Written by Michael Larabel in Operating Systems on 16 October 2011 at 11:14 AM EDT. Page 1 of 4. 5 Comments.

Last month to mark the one year anniversary of the OpenIndiana project there was the release of OpenIndiana 151a, the latest build of this Illumos-based Solaris operating system. I have finally had time to try out this latest OpenIndiana release and, of course, to run a few benchmarks.

Earlier this month I mentioned Intel Sandy Bridge was troublesome on OpenIndiana 151a, so this testing was done on an Intel Core i7 990X Extreme Edition system.

OpenIndiana 151a

OpenIndiana quickly and easily installed.

OpenIndiana 151a is distributed as a DVD ISO or USB disk image. The images offer both 32-bit and 64-bit x86 support, and it's supposed to automatically boot to the correct kernel based upon the installed hardware, but for this Core i7 990X system it was still booting to the 32-bit x86 kernel.

The desktop to OpenIndiana 151a is GNOME 2.30.2. They are not using the latest GNOME2 release (v2.32) or GNOME 3.0/3.2. Not much has changed on the desktop side since the earlier OpenIndiana development releases over the past year. There is still the standard set of packages common to OpenIndiana/OpenSolaris.

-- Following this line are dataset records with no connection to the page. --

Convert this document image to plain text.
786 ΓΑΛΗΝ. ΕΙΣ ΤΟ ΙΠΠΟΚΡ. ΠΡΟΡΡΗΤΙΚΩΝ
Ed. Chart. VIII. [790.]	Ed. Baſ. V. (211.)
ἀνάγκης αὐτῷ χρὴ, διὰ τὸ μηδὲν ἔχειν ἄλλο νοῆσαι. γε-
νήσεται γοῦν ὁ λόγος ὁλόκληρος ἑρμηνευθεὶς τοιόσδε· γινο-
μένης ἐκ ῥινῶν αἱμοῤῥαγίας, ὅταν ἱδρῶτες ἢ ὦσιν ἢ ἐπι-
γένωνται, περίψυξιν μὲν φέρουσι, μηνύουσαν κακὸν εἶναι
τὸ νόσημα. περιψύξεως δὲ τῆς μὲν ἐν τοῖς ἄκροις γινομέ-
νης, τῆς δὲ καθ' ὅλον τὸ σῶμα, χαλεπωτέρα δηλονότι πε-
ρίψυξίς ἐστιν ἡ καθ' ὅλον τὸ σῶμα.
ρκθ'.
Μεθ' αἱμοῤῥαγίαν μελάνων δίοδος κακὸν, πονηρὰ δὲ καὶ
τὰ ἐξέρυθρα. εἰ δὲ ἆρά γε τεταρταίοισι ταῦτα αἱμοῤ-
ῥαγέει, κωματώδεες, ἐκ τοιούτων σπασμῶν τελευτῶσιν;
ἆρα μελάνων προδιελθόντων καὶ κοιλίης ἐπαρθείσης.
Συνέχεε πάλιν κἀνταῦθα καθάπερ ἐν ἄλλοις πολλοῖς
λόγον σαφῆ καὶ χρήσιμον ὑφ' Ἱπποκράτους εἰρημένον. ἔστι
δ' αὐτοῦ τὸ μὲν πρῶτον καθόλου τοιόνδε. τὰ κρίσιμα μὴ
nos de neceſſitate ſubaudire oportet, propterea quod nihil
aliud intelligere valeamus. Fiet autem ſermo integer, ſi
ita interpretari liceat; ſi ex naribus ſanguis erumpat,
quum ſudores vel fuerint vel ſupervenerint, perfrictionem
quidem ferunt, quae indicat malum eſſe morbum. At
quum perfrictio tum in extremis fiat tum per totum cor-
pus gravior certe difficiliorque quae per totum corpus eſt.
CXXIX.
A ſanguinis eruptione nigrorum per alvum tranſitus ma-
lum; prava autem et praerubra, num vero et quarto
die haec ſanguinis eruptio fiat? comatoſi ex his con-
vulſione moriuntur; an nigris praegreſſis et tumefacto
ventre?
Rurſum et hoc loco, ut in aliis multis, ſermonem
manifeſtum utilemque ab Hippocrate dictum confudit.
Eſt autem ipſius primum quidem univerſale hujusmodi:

X.Org Server 1.7.7 is being used from the middle of 2010. There is still no proper Radeon, Nouveau, or Intel driver support that is up-to-date. At least the NVIDIA binary driver remains available for use. One Phoronix reader mentioned in the forums that he ported the xf86-video-intel 2.16.0 driver to Solaris for testing purposes, but it is not part of the shipping OpenIndiana stack. There is also an unmerged Nouveau stack. Oracle also has an official Intel KMS driver stack for Oracle Solaris 11.